On 07/26/2016 11:54 PM, ivan.khoronzhuk wrote:
>
>
> On 26.07.16 19:02, Grygorii Strashko wrote:
>> On 07/23/2016 09:24 AM, Ivan Khoronzhuk wrote:
>>>
>>>
>>> On 22.07.16 16:58, Grygorii Strashko wrote:
>>>> Fix deadlock in cpdma_ctlr_destroy() which is triggered now on
>>>> cpsw module removal:
>>>> cpsw_remove()
>>>> - cpdma_ctlr_destroy()
>>>> - spin_lock_irqsave(&ctlr->lock, flags)
>>>> - cpdma_ctlr_stop()
>>>> - spin_lock_irqsave(&ctlr->lock, flags); <- deadlock
>>>> - cpdma_chan_destroy()
>>>> - spin_lock_irqsave(&ctlr->lock, flags); <- deadlock
>>>>
>>>> The issue has not been observed before because CPDMA channels have
>>>> been destroyed manually by CPSW until commit d941ebe88a41 ("net:
>>>> ethernet: ti: cpsw: use destroy ctlr to destroy channels") was merged.
>>>>
>>>> Signed-off-by: Grygorii Strashko <grygorii.strashko@xxxxxx>
>>>> ---
>>>> drivers/net/ethernet/ti/davinci_cpdma.c | 2 --
>>>> 1 file changed, 2 deletions(-)
>>>>
>>>> diff --git a/drivers/net/ethernet/ti/davinci_cpdma.c
>>>> b/drivers/net/ethernet/ti/davinci_cpdma.c
>>>> index a68652a..89242e9 100644
>>>> --- a/drivers/net/ethernet/ti/davinci_cpdma.c
>>>> +++ b/drivers/net/ethernet/ti/davinci_cpdma.c
>>>> @@ -436,7 +436,6 @@ int cpdma_ctlr_destroy(struct cpdma_ctlr *ctlr)
>>>> if (!ctlr)
>>>> return -EINVAL;
>>>>
>>>> - spin_lock_irqsave(&ctlr->lock, flags);
>>> Should ctlr->state be checked under lock?
>>> Seems like here should be used unlocked static versions of
>>> cpdma_ctlr_stop() and cpdma_chan_destroy() instead.
>>
>> As per my understanding it's not expected the ctlr->state will be
>> changed at this
>> moment as all net devices has been unregistered already.
> Seems yes, the race can be only in case of incorrect usage, stop while
> destroy,
> destroy while start...etc..all they are mostly unreal use-cases, you are
> right,
> but such check w/o lock always under eyes control, that always makes you
> think
> that smth wrong.
>
>>
>>>
>>>> if (ctlr->state != CPDMA_STATE_IDLE)
>>
>> May be I can move above check in cpdma_ctlr_stop() instead.
>> What do you think?
> Yes, it be more clear.
> I was thinking about lock deletion also, as under this destroy function the
> ctlr destroys it's resources one by one, ok, the channels are destroyed
> under lock,
> but pool ....(it's good that it's destroyed after channels). I see that
> it should never
> happen, but ctrl is external structure, who knows as it can be used
> while destroying.
> That was my paranoiac point, so don't pay a lot attention to it. In case
> of normal usage,
> as it's currently is and should be, the lock can be removed.

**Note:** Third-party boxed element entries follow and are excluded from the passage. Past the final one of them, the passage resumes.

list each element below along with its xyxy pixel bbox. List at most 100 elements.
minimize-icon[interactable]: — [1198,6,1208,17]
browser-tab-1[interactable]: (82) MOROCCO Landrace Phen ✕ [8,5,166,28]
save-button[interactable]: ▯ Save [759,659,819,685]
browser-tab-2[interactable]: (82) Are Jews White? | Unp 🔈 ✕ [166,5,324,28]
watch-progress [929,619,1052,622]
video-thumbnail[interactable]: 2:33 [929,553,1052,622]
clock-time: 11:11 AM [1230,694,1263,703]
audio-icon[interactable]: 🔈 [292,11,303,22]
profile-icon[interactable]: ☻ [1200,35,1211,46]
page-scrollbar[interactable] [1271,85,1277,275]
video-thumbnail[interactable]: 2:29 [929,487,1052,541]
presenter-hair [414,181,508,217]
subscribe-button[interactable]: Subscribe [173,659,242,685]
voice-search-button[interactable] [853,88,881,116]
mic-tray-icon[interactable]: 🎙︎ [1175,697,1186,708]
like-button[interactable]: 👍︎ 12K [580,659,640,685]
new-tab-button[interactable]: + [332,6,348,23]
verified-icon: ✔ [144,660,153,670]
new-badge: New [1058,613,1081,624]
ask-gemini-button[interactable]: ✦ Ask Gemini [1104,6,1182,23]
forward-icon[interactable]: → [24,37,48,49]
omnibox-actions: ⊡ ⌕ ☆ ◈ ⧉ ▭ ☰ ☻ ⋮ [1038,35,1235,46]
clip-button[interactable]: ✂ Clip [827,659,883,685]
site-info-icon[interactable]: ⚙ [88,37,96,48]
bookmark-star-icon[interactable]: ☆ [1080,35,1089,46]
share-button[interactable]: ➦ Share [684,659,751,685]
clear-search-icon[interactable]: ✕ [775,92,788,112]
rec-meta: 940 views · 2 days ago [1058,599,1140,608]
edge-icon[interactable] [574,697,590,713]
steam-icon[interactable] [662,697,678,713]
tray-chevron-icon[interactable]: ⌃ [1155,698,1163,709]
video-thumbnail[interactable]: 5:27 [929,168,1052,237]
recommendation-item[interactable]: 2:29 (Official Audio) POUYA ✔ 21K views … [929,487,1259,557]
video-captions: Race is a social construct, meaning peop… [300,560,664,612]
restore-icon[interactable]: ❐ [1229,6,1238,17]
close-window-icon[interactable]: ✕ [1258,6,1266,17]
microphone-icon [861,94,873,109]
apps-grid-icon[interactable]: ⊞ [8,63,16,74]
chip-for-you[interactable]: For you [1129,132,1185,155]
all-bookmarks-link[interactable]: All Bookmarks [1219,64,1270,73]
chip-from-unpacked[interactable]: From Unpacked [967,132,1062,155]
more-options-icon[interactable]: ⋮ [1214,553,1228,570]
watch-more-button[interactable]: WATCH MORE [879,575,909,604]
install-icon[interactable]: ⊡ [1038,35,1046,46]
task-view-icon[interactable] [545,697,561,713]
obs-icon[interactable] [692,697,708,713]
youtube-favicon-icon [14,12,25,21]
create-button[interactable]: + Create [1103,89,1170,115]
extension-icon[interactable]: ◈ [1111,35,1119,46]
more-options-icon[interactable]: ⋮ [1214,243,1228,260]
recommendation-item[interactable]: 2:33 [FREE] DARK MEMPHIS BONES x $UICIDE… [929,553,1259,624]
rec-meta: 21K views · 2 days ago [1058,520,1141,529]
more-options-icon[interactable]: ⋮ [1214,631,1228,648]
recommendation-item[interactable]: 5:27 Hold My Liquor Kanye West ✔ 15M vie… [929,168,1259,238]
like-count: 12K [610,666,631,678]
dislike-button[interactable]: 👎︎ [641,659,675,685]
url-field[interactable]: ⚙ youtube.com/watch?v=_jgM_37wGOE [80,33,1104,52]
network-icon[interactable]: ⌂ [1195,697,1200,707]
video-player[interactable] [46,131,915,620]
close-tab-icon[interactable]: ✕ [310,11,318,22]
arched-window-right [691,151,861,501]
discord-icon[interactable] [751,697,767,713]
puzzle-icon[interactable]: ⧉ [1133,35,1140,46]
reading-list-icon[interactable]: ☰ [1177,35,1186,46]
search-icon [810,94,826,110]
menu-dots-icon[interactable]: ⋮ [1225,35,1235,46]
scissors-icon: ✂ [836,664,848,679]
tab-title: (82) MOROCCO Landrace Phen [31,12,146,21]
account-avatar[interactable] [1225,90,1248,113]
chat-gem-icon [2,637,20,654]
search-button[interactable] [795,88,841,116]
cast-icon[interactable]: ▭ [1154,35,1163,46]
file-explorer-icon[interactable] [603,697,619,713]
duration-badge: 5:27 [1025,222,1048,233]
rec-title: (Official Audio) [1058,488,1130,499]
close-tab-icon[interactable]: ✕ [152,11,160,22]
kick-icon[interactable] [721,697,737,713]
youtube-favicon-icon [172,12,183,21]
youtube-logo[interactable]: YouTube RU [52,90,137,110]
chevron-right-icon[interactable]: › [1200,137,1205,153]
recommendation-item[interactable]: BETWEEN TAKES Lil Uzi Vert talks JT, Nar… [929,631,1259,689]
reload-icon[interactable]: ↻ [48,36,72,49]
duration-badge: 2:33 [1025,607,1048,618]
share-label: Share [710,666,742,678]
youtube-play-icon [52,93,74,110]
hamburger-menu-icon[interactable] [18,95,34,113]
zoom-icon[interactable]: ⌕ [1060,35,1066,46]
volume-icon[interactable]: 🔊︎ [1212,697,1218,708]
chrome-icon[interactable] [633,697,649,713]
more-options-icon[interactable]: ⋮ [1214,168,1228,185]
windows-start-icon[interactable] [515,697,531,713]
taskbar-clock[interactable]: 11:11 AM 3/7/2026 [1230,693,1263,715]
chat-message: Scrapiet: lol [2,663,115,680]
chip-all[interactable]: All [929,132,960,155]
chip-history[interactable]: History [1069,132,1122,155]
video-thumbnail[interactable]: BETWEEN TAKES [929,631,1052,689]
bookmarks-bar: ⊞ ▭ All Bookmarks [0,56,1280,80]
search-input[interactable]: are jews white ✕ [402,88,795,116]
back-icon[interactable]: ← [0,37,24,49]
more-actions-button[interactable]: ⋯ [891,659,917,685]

I'm going to keep it as is after some thinking and code checking -
I don't see any reasons for races here and I can't simply move this check in cpdma_ctlr_stop()
as it might break ndo_open failure handling (and this is not smth. I'd like to fix within this series).

I'll resend v2 with build issue fixed and with fix for new issue I've found.
>
>>
>>>> cpdma_ctlr_stop(ctlr);
>>>>
>>>> @@ -444,7 +443,6 @@ int cpdma_ctlr_destroy(struct cpdma_ctlr *ctlr)
>>>> cpdma_chan_destroy(ctlr->channels[i]);
>>>>
>>>> cpdma_desc_pool_destroy(ctlr->pool);
>>>> - spin_unlock_irqrestore(&ctlr->lock, flags);
>>>> return ret;
>>>> }
>>>> EXPORT_SYMBOL_GPL(cpdma_ctlr_destroy);
>>>>
>>>
>>
>>


--
regards,
-grygorii